Originally posted by Dr McBeefington
This is bullshit considering that I already had a definition of free will. Btw, philosophy students don't really know how to debate. This is especially entertaining since you're doing the exact same thing you're accusing me of.
You do realize what dedicated philosophy students do, don't you? Someone like you that takes Philosophy 101 and then dismisses it as mental masturbation because it challenges your precious Jewish dogma, is not a philosophy student. A dedicated philosophy student is someone like me, that has taken the majority of their credits in classes like: Categorical Logic, Propositional Logic, Ethics, Philosophy of Religion, Modern Philosophy etc.
Do you know what we do in those classes? We write long papers on subjects like these and go through peer review, applying critical thinking skills and logic all the time.

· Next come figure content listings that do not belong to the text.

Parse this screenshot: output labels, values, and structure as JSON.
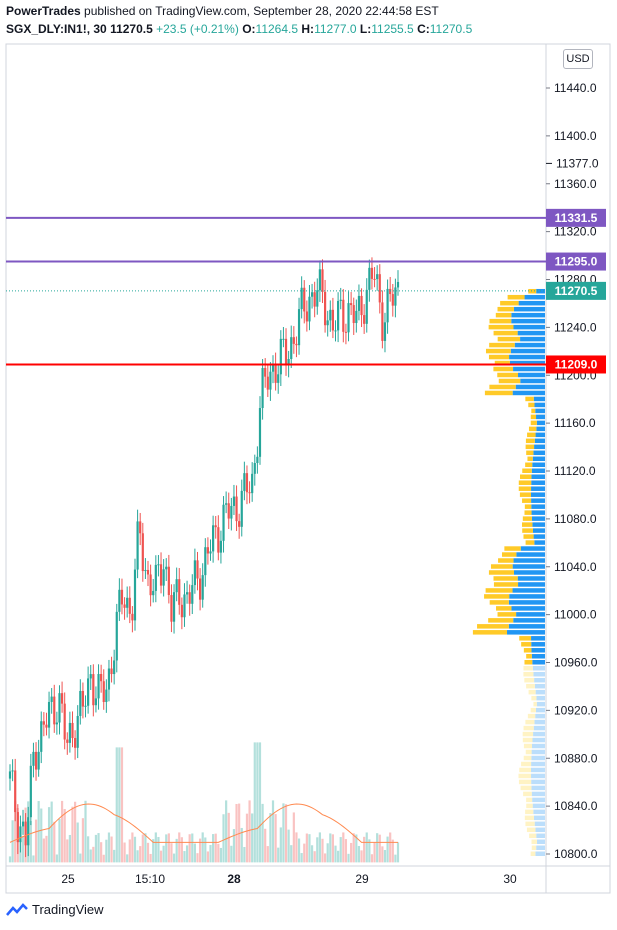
{
  "header": {
    "author": "PowerTrades",
    "published_text": "published on TradingView.com, September 28, 2020 22:44:58 EST",
    "symbol": "SGX_DLY:IN1!, 30",
    "last": "11270.5",
    "change": "+23.5 (+0.21%)",
    "o_label": "O:",
    "o_value": "11264.5",
    "h_label": "H:",
    "h_value": "11277.0",
    "l_label": "L:",
    "l_value": "11255.5",
    "c_label": "C:",
    "c_value": "11270.5"
  },
  "currency_button": "USD",
  "footer": {
    "brand": "TradingView",
    "icon": "tradingview-logo-icon"
  },
  "colors": {
    "up": "#26a69a",
    "down": "#ef5350",
    "level_purple": "#7e57c2",
    "level_red": "#ff0000",
    "vp_blue": "#2196f3",
    "vp_orange": "#ffca28",
    "ma": "#ff8a50"
  },
  "chart_data": {
    "type": "candlestick",
    "y_axis_ticks": [
      11440,
      11400,
      11360,
      11320,
      11280,
      11240,
      11200,
      11160,
      11120,
      11080,
      11040,
      11000,
      10960,
      10920,
      10880,
      10840,
      10800
    ],
    "y_axis_extra_label": "11377.0",
    "ylim": [
      10790,
      11480
    ],
    "x_axis_labels": [
      "25",
      "15:10",
      "28",
      "29",
      "30"
    ],
    "bold_x_labels": [
      "28"
    ],
    "horizontal_levels": [
      {
        "value": "11331.5",
        "color": "#7e57c2"
      },
      {
        "value": "11295.0",
        "color": "#7e57c2"
      },
      {
        "value": "11209.0",
        "color": "#ff0000"
      }
    ],
    "last_price": "11270.5",
    "close_path": [
      10860,
      10830,
      10810,
      10890,
      10900,
      10920,
      10930,
      10890,
      10910,
      10920,
      10950,
      10930,
      10940,
      10980,
      11020,
      11000,
      11070,
      11030,
      11020,
      11050,
      11000,
      11020,
      11010,
      11030,
      11040,
      11060,
      11075,
      11085,
      11090,
      11100,
      11110,
      11180,
      11200,
      11210,
      11215,
      11230,
      11250,
      11265,
      11270,
      11260,
      11240,
      11250,
      11255,
      11245,
      11270,
      11285,
      11250,
      11260,
      11270
    ],
    "volume_profile_note": "volume profile histogram on right edge, blue/orange split"
  }
}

Perhaps we can't spew fallacies like a lawyer and make it sound right through the use emotive language and bullshit, but we do know how to debate logically.
Originally posted by Dr McBeefington
t's an illusion from your perspective. I think it's "bizarre" and "absurd" to look at free will from an omniscient perspective. You can call it an "illusion", but as far as humans are concerned, they make their choices and they face the consequences. Now I would love to continue this but please show something that's not straight out of the "intro to Philosophy" textbook. I wasn't aware there was a universal definition for "free will".
This is hilarious, absolutely fvcking hilarious.
“You can call it an "illusion", but as far as humans are concerned, they make their choices and they face the consequences.”
Because humans believe something, it must be true? Is this a William James wank? Is man the measure of all things now? You just shot yourself in the foot by claiming that because humans believe that the illusion is true, it must be true.
This isn't about the limits of human perception. Because at the beginning of the debate, you established God as being a factor, things must be considered with God as a variable. Things are true not because they are useful to us . They are true because they correspond to something in reality as we can know it. At the beginning at the debate you said that we should accept that for the purposes of the debate, that God exists. This has for the context of the debate, established God as a tautologous figure and ergo, the resulting consequences of having God in the picture must be considered. You can't just change the rules to fit your argument and limit the context of the debate to human perception because this debate is about the consequences of an omniscient God.